A Minimal Model for Understanding Secondary Cosmic Rays

TL;DR

This paper presents a minimal phenomenological model explaining the spectral intensity of secondary cosmic rays, emphasizing matter interactions near sources and during propagation, with implications for gamma-ray observations and source discreteness.

Contribution

It introduces a minimal model that accounts for cosmic-ray interactions near sources and during propagation, providing insights into secondary particle spectra and observational implications.

Findings

Cosmic rays pass through significant matter near sources at GeV energies.

Grammage decreases with energy, becoming negligible beyond 100 GeV.

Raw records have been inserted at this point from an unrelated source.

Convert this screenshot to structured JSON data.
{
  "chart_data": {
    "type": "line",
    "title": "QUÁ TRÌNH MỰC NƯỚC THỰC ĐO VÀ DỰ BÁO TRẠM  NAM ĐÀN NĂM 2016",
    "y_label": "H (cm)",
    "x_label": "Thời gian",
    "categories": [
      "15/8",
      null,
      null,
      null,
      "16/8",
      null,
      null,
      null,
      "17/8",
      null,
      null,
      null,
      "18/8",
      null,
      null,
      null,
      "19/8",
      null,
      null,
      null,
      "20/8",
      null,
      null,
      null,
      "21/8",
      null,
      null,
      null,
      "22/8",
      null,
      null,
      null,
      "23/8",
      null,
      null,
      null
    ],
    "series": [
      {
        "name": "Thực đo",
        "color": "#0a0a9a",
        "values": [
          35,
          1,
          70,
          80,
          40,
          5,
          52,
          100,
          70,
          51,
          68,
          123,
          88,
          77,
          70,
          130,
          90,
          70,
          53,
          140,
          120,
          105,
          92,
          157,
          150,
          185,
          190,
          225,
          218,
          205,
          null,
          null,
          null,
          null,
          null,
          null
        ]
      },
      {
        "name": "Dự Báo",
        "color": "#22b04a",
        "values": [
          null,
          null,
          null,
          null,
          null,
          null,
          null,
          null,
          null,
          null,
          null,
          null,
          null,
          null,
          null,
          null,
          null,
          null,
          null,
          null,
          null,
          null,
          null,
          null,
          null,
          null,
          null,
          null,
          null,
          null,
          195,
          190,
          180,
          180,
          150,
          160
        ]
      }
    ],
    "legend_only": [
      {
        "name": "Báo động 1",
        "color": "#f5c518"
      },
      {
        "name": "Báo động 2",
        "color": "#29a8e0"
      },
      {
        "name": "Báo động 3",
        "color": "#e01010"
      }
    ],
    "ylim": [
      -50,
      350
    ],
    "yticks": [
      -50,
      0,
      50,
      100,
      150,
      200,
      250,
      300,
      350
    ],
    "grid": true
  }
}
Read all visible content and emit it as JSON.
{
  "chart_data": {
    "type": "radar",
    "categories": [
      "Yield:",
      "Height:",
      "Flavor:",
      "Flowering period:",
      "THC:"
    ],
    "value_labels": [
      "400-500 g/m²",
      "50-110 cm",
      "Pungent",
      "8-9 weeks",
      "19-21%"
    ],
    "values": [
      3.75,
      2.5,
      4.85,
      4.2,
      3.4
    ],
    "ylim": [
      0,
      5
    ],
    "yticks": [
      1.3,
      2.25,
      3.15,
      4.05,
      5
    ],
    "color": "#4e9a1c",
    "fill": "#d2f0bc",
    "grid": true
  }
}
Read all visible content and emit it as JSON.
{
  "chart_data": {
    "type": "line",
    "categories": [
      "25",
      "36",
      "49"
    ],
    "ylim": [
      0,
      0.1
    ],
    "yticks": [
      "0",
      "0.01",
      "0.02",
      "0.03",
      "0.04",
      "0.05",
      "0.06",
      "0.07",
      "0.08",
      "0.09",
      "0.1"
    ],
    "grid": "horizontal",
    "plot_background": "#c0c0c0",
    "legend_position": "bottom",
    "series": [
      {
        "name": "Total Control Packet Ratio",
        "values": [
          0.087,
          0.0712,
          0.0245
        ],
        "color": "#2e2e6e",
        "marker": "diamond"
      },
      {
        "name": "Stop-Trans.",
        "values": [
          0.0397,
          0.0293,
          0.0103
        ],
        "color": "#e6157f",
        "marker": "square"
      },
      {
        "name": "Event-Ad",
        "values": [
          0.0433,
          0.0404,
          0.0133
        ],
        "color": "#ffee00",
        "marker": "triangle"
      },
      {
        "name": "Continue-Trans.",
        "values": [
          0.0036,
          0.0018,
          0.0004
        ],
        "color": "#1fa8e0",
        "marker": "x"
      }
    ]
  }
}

Most positrons and antiprotons are generated in the interstellar medium.

Abstract

We take a phenomenological approach in a minimal model to understand the spectral intensity of secondary cosmic-ray particles like positrons, antiprotons, Lithium, Beryllium and Boron. Our analysis shows that cosmic rays at $\sim$ GeV energies pass through a significant amount of matter in regions surrounding the sources. This grammage decreases with increasing cosmic-ray energy and becomes negligible beyond $\sim 100$ GeV. During the subsequent propagation in the interstellar medium cosmic rays of all energies up to $\sim 10^5$ GeV/$n$ pass through about 1-2 g cm$^{-2}$ of matter before leaking into the intergalactic medium. It is in the interstellar medium that the bulk of the positrons and antiprotons are generated. Also cosmic-ray nuclei like C, N, and O at all energies generate additional amounts of Li, Be and B nuclei with a spectrum similar to those of C, O etc. The implications of these findings of the minimal model to the observations of gamma rays and also the importance of spatial and temporal discreteness of cosmic-ray sources for modeling cosmic-ray propagation are briefly pointed out.